Departamento de Lenguajes y Sistemas Informáticos, Universidad Nacional de Educación a Distancia, Madrid, Spain.
Signal Theory and Communications Department, University Carlos III Madrid, Madrid, Spain.
PLoS One. 2014 Jan 10;9(1):e84217. doi: 10.1371/journal.pone.0084217. eCollection 2014.

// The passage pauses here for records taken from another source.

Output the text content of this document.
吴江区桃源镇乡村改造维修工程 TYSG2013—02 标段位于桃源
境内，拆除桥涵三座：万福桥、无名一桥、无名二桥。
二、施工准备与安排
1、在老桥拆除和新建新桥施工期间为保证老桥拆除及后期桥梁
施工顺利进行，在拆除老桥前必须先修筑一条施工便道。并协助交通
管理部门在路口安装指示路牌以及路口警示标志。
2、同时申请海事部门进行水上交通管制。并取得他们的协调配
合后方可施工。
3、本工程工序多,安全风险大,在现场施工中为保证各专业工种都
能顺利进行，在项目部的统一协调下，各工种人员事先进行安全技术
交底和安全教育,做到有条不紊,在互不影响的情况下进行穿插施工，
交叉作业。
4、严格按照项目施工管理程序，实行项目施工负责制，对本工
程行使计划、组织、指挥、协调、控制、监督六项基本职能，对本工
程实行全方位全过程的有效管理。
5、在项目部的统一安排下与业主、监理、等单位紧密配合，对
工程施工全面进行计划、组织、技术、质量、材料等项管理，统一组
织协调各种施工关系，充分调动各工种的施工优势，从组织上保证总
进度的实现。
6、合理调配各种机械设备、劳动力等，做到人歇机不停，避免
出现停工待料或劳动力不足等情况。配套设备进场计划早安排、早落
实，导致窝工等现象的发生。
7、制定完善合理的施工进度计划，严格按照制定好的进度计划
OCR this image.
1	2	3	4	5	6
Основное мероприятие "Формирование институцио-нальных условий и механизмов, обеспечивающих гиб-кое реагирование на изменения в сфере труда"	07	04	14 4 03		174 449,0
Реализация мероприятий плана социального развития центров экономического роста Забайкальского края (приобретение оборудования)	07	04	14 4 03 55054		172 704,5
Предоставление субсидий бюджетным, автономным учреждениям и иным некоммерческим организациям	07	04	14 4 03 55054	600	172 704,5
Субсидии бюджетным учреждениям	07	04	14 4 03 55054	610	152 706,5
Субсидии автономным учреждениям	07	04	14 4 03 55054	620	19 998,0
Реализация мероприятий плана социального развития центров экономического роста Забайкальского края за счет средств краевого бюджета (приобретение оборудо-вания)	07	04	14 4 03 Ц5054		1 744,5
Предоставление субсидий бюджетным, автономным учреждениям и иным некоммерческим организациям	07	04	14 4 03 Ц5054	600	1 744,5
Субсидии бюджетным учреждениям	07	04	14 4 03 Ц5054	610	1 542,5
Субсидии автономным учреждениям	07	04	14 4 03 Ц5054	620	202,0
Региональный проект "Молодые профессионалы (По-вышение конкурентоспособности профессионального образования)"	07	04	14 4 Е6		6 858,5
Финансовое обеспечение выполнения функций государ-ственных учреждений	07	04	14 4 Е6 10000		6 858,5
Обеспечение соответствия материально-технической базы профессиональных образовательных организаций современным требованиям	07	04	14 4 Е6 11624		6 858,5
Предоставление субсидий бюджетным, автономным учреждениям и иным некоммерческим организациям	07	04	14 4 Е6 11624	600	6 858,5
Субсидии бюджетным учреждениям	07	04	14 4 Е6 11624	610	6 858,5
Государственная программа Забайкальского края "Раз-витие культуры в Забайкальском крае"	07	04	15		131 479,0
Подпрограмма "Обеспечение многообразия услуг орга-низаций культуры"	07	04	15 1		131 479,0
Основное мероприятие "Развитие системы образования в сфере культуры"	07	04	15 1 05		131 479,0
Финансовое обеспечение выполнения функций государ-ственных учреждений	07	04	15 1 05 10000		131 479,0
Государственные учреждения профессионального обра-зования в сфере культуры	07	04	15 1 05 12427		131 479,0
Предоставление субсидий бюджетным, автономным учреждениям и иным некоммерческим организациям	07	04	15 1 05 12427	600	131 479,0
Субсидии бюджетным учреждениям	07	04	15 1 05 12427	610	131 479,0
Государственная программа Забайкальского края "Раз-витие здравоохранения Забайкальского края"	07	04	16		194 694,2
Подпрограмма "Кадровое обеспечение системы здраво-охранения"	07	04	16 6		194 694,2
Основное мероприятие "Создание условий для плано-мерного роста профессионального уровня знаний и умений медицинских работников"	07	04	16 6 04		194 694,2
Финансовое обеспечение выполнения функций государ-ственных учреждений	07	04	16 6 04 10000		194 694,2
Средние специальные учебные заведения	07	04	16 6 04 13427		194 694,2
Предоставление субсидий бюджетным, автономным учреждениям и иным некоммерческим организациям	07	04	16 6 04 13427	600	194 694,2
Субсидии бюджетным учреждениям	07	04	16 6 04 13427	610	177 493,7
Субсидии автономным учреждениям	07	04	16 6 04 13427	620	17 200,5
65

The most widely spread measure of performance, accuracy, suffers from a paradox: predictive models with a given level of accuracy may have greater predictive power than models with higher accuracy. Despite optimizing classification error rate, high accuracy models may fail to capture crucial information transfer in the classification task. We present evidence of this behavior by means of a combinatorial analysis where every possible contingency matrix of 2, 3 and 4 classes classifiers are depicted on the entropy triangle, a more reliable information-theoretic tool for classification assessment. Motivated by this, we develop from first principles a measure of classification performance that takes into consideration the information learned by classifiers. We are then able to obtain the entropy-modulated accuracy (EMA), a pessimistic estimate of the expected accuracy with the influence of the input distribution factored out, and the normalized information transfer factor (NIT), a measure of how efficient is the transmission of information from the input to the output set of classes. The EMA is a more natural measure of classification performance than accuracy when the heuristic to maximize is the transfer of information through the classifier instead of classification error count. The NIT factor measures the effectiveness of the learning process in classifiers and also makes it harder for them to "cheat" using techniques like specialization, while also promoting the interpretability of results. Their use is demonstrated in a mind reading task competition that aims at decoding the identity of a video stimulus based on magnetoencephalography recordings. We show how the EMA and the NIT factor reject rankings based in accuracy, choosing more meaningful and interpretable classifiers.
应用最广泛的性能衡量标准——准确性,存在一个悖论:具有给定精度水平的预测模型可能比精度更高的模型具有更大的预测能力。尽管优化了分类错误率,高精度模型可能无法捕获分类任务中的关键信息传递。我们通过组合分析证明了这种行为,在该分析中,描绘了 2、3 和 4 类分类器的每个可能的 contingency 矩阵在熵三角形上,这是一种更可靠的分类评估信息论工具。受此启发,我们从第一性原理出发,开发了一种分类性能衡量标准,该标准考虑了分类器学到的信息。然后,我们能够获得熵调制准确性(EMA),这是一种在排除输入分布影响的情况下对预期准确性的悲观估计,以及归一化信息传递因子(NIT),这是衡量信息从输入到类别的输出集传输效率的一种方法。当启发式方法是通过分类器而不是分类错误计数来最大化信息传输时,EMA 是比准确性更自然的分类性能衡量标准。NIT 因子衡量分类器中学习过程的有效性,并且还使它们更难使用专门化等技术“作弊”,同时还促进了结果的可解释性。它们在一项思维阅读任务竞赛中得到了应用,该竞赛旨在基于脑磁图记录解码视频刺激的身份。我们展示了 EMA 和 NIT 因子如何拒绝基于准确性的排名,选择更有意义和可解释的分类器。